R -  Nossa, eu falei tanto, né? Deixa eu ver! Eu queria deixar aqui a minha homenagem a Paulo Freire. E a os historiadores, eu gosto muito da Lilian Schwarcz, eu acho que o beabá, se eu voltasse a dar aula, seria o livro dela sobre autoritarismo no Brasil. Ela é maravilhosa, maravilhosa.


1:42:27 (P/1) Como é que foi contar um pouquinho da sua história hoje?

R -  Para mim foi muito bom, eu fiquei preocupada foi com vocês (risos).

(P/1) Mas foi bom, foi ruim?

R -  Foi muito, foi muito bom, partilhar é muito bom. Acho que eu nunca havia pensado nessa possibilidade, foi muito bom, foi muito gostoso poder partilhar.

(P/1) Você ouviu muito a memória das pessoas?

R - Ouvi, ouvi muitas memórias, trabalhei muito com memória.
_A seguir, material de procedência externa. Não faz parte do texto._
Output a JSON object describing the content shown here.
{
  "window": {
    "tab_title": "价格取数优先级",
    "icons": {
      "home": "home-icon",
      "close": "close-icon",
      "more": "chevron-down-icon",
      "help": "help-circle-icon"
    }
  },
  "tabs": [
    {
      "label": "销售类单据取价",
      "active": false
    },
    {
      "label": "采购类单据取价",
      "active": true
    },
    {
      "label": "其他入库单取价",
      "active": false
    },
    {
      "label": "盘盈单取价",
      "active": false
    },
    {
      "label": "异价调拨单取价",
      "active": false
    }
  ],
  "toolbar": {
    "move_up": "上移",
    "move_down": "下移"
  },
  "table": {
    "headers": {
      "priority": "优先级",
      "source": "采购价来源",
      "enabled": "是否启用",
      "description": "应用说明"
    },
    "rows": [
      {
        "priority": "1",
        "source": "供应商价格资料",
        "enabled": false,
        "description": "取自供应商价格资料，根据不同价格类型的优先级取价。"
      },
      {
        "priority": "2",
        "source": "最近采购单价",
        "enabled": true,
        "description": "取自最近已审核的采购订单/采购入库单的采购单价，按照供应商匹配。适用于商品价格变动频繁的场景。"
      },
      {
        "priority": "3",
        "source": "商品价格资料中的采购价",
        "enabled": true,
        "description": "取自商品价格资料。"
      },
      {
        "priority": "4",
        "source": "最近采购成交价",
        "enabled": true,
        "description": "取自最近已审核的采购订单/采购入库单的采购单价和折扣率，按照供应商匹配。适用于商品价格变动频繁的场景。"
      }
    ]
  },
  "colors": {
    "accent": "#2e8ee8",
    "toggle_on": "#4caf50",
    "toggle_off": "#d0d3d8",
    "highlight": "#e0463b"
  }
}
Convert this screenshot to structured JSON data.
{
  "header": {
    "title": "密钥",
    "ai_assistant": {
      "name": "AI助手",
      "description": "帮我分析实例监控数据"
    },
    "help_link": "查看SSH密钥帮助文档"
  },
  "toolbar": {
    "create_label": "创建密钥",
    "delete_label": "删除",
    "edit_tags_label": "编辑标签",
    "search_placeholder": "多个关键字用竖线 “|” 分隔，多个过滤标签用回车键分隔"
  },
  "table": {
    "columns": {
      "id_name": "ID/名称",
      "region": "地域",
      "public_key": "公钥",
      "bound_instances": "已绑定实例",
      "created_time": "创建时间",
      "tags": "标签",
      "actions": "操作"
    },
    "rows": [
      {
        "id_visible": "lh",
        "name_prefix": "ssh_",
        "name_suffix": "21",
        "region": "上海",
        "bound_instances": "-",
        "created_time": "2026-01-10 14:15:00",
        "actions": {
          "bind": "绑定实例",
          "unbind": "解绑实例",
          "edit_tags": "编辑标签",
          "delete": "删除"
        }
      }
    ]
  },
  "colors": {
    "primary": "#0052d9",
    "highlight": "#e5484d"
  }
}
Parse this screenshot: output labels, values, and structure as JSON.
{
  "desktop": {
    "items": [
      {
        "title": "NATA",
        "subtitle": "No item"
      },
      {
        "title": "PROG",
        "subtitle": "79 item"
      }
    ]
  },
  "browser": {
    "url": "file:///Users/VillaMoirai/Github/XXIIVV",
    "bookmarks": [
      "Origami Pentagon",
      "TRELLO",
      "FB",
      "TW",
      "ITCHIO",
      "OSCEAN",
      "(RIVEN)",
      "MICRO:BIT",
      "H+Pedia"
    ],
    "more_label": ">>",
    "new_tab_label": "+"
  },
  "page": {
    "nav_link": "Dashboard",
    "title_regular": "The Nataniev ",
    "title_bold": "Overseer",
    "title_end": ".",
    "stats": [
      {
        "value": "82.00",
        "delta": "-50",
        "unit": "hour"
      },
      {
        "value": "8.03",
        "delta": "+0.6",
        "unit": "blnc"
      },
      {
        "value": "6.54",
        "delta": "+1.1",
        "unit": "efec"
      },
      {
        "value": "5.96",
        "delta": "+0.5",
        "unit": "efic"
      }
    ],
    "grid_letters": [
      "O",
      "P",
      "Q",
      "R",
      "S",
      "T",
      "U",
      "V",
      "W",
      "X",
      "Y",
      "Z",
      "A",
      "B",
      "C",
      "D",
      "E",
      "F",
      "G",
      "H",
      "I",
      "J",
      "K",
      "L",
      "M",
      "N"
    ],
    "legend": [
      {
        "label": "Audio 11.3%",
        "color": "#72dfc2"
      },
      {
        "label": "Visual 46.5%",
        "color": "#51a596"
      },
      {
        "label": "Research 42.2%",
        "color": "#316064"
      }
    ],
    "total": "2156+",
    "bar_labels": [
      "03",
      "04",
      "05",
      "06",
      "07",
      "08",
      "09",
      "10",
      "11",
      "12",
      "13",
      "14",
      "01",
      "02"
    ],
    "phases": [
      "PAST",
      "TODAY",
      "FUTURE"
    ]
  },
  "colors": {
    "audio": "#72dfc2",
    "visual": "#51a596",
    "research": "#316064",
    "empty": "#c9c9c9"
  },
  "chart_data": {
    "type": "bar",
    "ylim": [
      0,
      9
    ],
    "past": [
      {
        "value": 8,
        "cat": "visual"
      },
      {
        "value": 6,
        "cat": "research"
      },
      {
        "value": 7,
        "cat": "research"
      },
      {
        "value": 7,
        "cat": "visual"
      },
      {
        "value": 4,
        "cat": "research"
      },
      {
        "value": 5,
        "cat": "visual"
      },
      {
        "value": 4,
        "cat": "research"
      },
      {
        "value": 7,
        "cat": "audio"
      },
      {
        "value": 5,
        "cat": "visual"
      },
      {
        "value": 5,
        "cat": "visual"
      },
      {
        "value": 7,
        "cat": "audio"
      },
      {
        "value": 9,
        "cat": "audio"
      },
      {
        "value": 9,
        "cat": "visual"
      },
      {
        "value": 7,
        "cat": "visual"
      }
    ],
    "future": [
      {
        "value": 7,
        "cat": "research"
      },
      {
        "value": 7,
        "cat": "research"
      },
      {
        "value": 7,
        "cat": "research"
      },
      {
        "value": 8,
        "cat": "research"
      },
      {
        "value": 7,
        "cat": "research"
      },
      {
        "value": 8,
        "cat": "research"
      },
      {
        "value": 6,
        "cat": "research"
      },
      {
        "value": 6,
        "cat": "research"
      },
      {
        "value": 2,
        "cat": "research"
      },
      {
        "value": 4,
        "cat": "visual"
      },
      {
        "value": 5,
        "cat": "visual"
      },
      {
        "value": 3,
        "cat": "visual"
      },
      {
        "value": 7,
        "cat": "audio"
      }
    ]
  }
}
(P/1) E como é que está do outro lado?

R -  Haja coração! Eu acho que por trás de todo esse autoritarismo, por trás de todo esse preconceito, por trás de toda essa maldade, o que existe é um monte de gente que não tem amor na vida. Não é querer ser uma romântica incurável, entendeu? Sabe, tá todo mundo precisando de terapia, vai se cuidar, vai fazer anos e anos de terapia para se ver no espelho gente. É isso aí!

(P/1) Brigado viu, professora! Brigada pela sua entrevista, obrigado por estar aqui, não se preocupa com a gente não, a gente adorou, tenho certeza que o Alisson gostou também.